Esa es mi forma de trabajar. Maximizar el valor de producción minimizando los elementos narrativos. ¿Por qué?

Es obvio que no todos tenemos acceso a grandes presupuestos. Sobretodo cuando estamos empezando. Es difícil sacar adelante un proyecto personal con un respaldo financiero potente.

Poner a trabajar todos los recursos narrativos que posee el medio para contar una historia que no deje entrever ninguna carencia económica. Esa es la magia. Controlar todos los aspectos de tu producción planteando la historia en un ámbito totalmente controlable. Reducir personajes y espacios. Ser realista.

Es la mejor forma de contar una historia con los medios que posees pero haciendo que el valor de producción reluzca al máximo. Que técnicamente sea lo más impecable posible, que pueda competir a nivel artístico con otras muchas producciones en los mejores festivales, pero a una escala mucho más reducida. Partes de un presupuesto muchísimo más holgado que los cortometrajes con más equipo, dinero y esfuerzo detrás, pero no luces como un producto menor. Esa es la esencia.

Reduces todos los elementos narrativos al mínimo y de ahí salen grandes soluciones creativas. Una capa tras otra. “Escarba en el mismo lugar. No te escurras fuera. Doble, triple fondo de las cosas.” (Robert Bresson, también). Posiblemente tengas que exprimir al máximo tus elementos, aportando perspectivas interesantes enfocadas en la fuerza interpretativa o en los malabarismos de la planificación, entre otras cosas.

Y hay ejemplos magníficos. Películas inspiradoras que regalan consejos en forma de soluciones y arranques para desarrollar una película a la que se le han establecido ciertas condiciones / límites.

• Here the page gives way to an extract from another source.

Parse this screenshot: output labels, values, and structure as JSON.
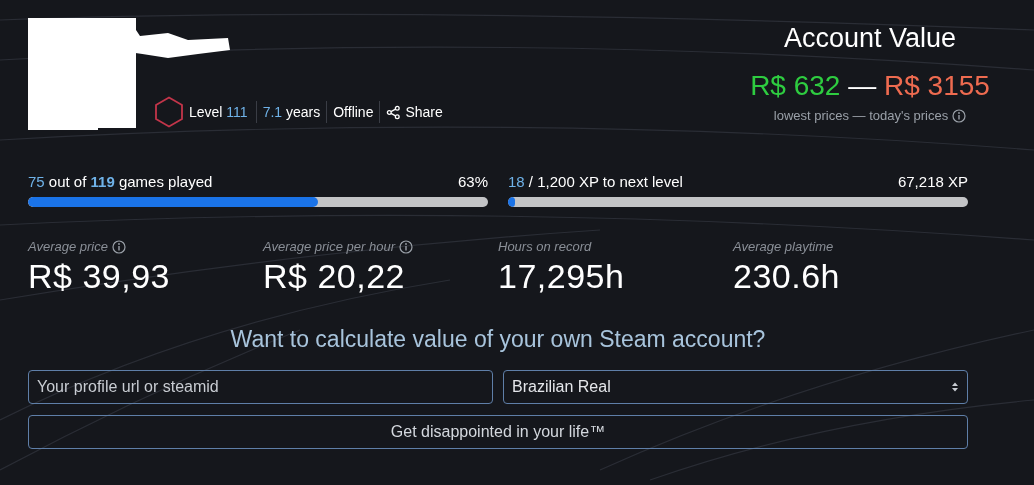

Vi Moon (Duncan Jones) por casualidad cuando tenía en mente NO. Pensé: “Es perfecta”. Era inteligente. Relataba una película de ciencia ficción con un solo actor y en un estudio perfectamente controlable. No había dejado ningún elemento fuera de su control. Fortalecía mi perspectiva.

Y antes de eso estaba Cube (Vincenzo Natali), La Huella (Mankiewicz) o Bienvenido a Farewell Guttman del casi desconocido Xavi Puebla, quizás uno de los directores más inteligentes de este país. También Enterrado (Rodrigo Cortés) o Tras el Ensayo (Bergman). Todas ellas transcurren en un espacio reducido, un escenario de un estudio en su mayoría, y tienen magia. Relucen talento por todas partes.

Largometrajes

Luego estaban los cortometrajes como Black Hole, una cortísima historia que cuenta con un personaje y una oficina. Y los cortos de Chema García Ibarra, pequeñas genialidades con mucha valentía, conocimiento y talento y poquitos elementos narrativos. El primer cortometraje de Christopher Nolan (Doodlebug) también parte de la misma premisa y también hizo que salivara mi apetito creativo.

Cortometrajes

La facultad de aprovechar bien mis recursos disminuye cuando su número aumenta” (De nuevo Bresson).